Au Front national, les liens politiques, financiers et familiaux s’entremêlent, à la lisière de la légalité. Alors qu'elle n'a de cesse de dénoncer le népotisme et les conflits d'intérêts de la classe politique, Marine Le Pen salarie depuis l'été 2011 comme assistant au parlement européen son compagnon et numéro deux du parti, à qui elle verse plus de 5 000 euros brut par mois, pour un temps partiel. Aux yeux de l'institution, l'embauche de Louis Aliot pose question, à plusieurs titres : d'après nos informations, la présidente du FN a dû répondre, à l'été 2012, à une enquête des services financiers du parlement.
Selon le contrat de travail, signé à Nanterre le 1er juillet 2011 entre Marine Le Pen et Louis Aliot, et que Mediapart s'est procuré (voir ci-dessous), le vice-président du FN est rémunéré à hauteur de 5 006,95 euros brut. Une somme particulièrement généreuse, alors que Louis Aliot n'est ici employé qu'à temps partiel : 17,5 heures par semaine (voire, parfois, « 19,25 heures par semaine, heures complémentaires comprises »).
Cette embauche a attiré l'attention du Parlement européen l'été dernier. Selon nos informations, les services financiers de l'hémicycle ont demandé, dans un courrier daté du 25 juillet 2012, des explications à la présidente du FN sur le contrat, en s’appuyant sur l'article 43 d'un règlement du Parlement européen entré en vigueur en juillet 2009. Celui-ci stipule que l'enveloppe mise à disposition par le parlement, pour chaque eurodéputé, ne peut pas « financer les contrats permettant l'emploi ou l'utilisation des services des conjoints des députés ou de leurs partenaires stables non matrimoniaux ».
Marine Le Pen s'est défendue, dans un courrier daté du 18 septembre 2012, que le Front national nous a transmis. Elle refuse de considérer Louis Aliot comme un « conjoint » ou « partenaire stable non matrimonial ». « Je ne suis ni mariée à Louis Aliot, ni liée avec lui par un Pacte civil de solidarité (PACS, ndlr), ni par une déclaration fiscale commune, ni par un quelconque statut reconnu par l’État français, toujours au titre de l’article 58 » des mesures d’application du statut des députés au Parlement européen, écrit-elle.

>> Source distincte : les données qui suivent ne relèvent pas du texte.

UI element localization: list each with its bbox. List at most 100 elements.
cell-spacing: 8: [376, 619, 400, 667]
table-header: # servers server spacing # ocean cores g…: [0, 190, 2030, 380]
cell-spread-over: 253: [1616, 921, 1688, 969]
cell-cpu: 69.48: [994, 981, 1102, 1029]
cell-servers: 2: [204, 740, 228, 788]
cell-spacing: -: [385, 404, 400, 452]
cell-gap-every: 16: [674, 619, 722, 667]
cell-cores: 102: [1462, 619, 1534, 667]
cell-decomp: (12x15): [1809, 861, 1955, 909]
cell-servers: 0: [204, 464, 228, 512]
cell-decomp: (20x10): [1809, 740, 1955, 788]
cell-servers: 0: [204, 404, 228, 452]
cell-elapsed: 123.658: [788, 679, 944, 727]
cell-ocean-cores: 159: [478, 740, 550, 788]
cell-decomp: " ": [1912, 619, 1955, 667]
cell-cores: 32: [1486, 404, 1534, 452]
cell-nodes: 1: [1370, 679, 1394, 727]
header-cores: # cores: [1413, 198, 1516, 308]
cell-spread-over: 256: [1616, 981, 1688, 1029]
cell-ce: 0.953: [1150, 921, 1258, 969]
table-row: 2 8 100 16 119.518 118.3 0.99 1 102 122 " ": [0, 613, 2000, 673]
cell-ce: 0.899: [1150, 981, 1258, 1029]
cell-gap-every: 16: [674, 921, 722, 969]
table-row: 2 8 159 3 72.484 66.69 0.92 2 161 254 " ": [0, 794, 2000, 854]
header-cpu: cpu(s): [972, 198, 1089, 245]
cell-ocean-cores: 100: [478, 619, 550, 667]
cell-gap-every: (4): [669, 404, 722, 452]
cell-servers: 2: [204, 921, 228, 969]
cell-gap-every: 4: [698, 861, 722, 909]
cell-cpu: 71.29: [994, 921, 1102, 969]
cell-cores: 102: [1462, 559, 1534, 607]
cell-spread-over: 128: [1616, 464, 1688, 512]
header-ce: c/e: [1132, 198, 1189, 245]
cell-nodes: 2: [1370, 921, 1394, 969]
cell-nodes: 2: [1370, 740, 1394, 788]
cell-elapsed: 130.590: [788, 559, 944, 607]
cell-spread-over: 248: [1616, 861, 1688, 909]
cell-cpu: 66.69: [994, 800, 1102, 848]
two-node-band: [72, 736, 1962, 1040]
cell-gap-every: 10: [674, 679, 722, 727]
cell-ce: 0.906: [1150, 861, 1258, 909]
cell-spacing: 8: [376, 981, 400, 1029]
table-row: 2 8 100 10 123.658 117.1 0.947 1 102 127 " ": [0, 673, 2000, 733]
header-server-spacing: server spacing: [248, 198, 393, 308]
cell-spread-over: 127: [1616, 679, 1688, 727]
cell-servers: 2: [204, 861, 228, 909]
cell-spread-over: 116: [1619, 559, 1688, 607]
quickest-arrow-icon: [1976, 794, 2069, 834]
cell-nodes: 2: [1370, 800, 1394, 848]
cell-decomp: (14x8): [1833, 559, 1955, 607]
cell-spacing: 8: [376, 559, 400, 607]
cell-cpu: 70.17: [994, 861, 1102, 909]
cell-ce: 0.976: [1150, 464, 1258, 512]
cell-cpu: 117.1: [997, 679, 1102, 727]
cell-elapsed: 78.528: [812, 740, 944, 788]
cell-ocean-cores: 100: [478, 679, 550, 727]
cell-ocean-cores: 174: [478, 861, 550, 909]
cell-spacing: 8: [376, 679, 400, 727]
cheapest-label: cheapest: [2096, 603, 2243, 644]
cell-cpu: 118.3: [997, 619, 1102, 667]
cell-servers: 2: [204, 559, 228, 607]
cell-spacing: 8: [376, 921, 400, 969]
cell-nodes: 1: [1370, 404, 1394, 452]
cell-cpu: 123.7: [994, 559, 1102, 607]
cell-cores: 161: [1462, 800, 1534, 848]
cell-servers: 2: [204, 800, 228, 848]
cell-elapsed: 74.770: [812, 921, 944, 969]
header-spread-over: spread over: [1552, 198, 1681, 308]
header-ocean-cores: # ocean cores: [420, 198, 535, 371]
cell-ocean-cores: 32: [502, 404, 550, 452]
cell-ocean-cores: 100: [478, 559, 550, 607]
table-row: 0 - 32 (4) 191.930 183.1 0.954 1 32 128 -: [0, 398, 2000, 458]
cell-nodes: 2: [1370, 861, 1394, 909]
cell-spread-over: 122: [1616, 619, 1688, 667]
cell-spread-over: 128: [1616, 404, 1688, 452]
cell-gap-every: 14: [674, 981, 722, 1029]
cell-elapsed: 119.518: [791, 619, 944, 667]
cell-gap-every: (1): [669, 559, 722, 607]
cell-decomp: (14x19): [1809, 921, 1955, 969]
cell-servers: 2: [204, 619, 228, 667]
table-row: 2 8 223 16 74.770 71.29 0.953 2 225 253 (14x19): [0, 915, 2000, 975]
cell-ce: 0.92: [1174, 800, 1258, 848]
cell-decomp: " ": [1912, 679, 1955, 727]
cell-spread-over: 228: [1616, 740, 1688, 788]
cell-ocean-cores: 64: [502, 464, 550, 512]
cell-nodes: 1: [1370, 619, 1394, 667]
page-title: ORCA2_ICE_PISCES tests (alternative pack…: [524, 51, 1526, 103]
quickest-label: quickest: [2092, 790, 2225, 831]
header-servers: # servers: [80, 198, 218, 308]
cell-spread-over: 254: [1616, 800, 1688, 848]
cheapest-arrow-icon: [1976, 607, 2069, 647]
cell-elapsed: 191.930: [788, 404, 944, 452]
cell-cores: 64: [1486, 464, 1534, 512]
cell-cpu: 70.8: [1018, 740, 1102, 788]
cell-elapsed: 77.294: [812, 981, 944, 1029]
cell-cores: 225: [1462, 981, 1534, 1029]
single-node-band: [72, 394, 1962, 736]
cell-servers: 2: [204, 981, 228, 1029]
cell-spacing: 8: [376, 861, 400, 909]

Si Marine Le Pen et Louis Aliot ne sont effectivement pas mariés, ils ne cachent pas leur relation. Pendant la campagne présidentielle de 2012, le couple a posé dans Paris Match, et s'est exprimé sur le sujet dans plusieurs médias (exemples dans l’émission de Thierry Ardisson, dans Le Parisien, Rue89, ou encore Le Nouvel Obs).
Plus problématique encore, Marine Le Pen est liée à Louis Aliot au sein d'une société civile immobilière (SCI) qui lui a permis d'acheter en 2010, avec son compagnon, une maison à Millas, près de Perpignan, où Aliot, docteur en droit, a installé son cabinet d'avocat. Voici le document, où la présidente du FN apparaît sous son prénom d'état civil, Marion :
Contacté, Louis Aliot se défend avec les mêmes arguments que Marine Le Pen. Il plaide le caractère juridiquement informel de sa relation avec elle et estime donc n'être « pas concerné par ce texte ». Quant à l'existence de la SCI détenue en commun, il se contente d'affirmer que sa « situation de copropriétaire » – « Millas étant ma résidence principale » – est « connue par le Parlement européen et évoquée dans son courrier » et qu'elle « n'a aucune incidence ». Il estime que le Parlement « a entériné la validité » de son contrat, puisqu'il n'a effectué aucune réclamation supplémentaire depuis l'échange de courriers avec Marine Le Pen l'an dernier.
Pour Gérard Onesta, un ancien vice-président du parlement européen, qui fut l'un des principaux rédacteurs du statut des assistants aujourd'hui en vigueur, le texte est « fluctuant » en ce qui concerne les règles sur l'embauche de son partenaire comme assistant : « Nous ne voulions pas faire la "police des braguettes" – c'est l'expression qui avait été utilisée dans les débats à l'époque. Nous avons donc décidé que l'on renvoyait aux règles légales en vigueur dans le pays dont est originaire l'eurodéputé. » Un flou juridique qui profite au couple Le Pen-Aliot.
L'existence d'une SCI en commun confirme en tout cas que Marine Le Pen et Louis Aliot sont aussi liés financièrement, à travers cet achat, au regard de la loi française. Mais là encore, Aliot nie tout conflit d'intérêts : « Ce serait un conflit d’intérêts si ce n’était pas une SCI », plaide le vice-président du FN, sans en dire davantage (lire notre boîte noire).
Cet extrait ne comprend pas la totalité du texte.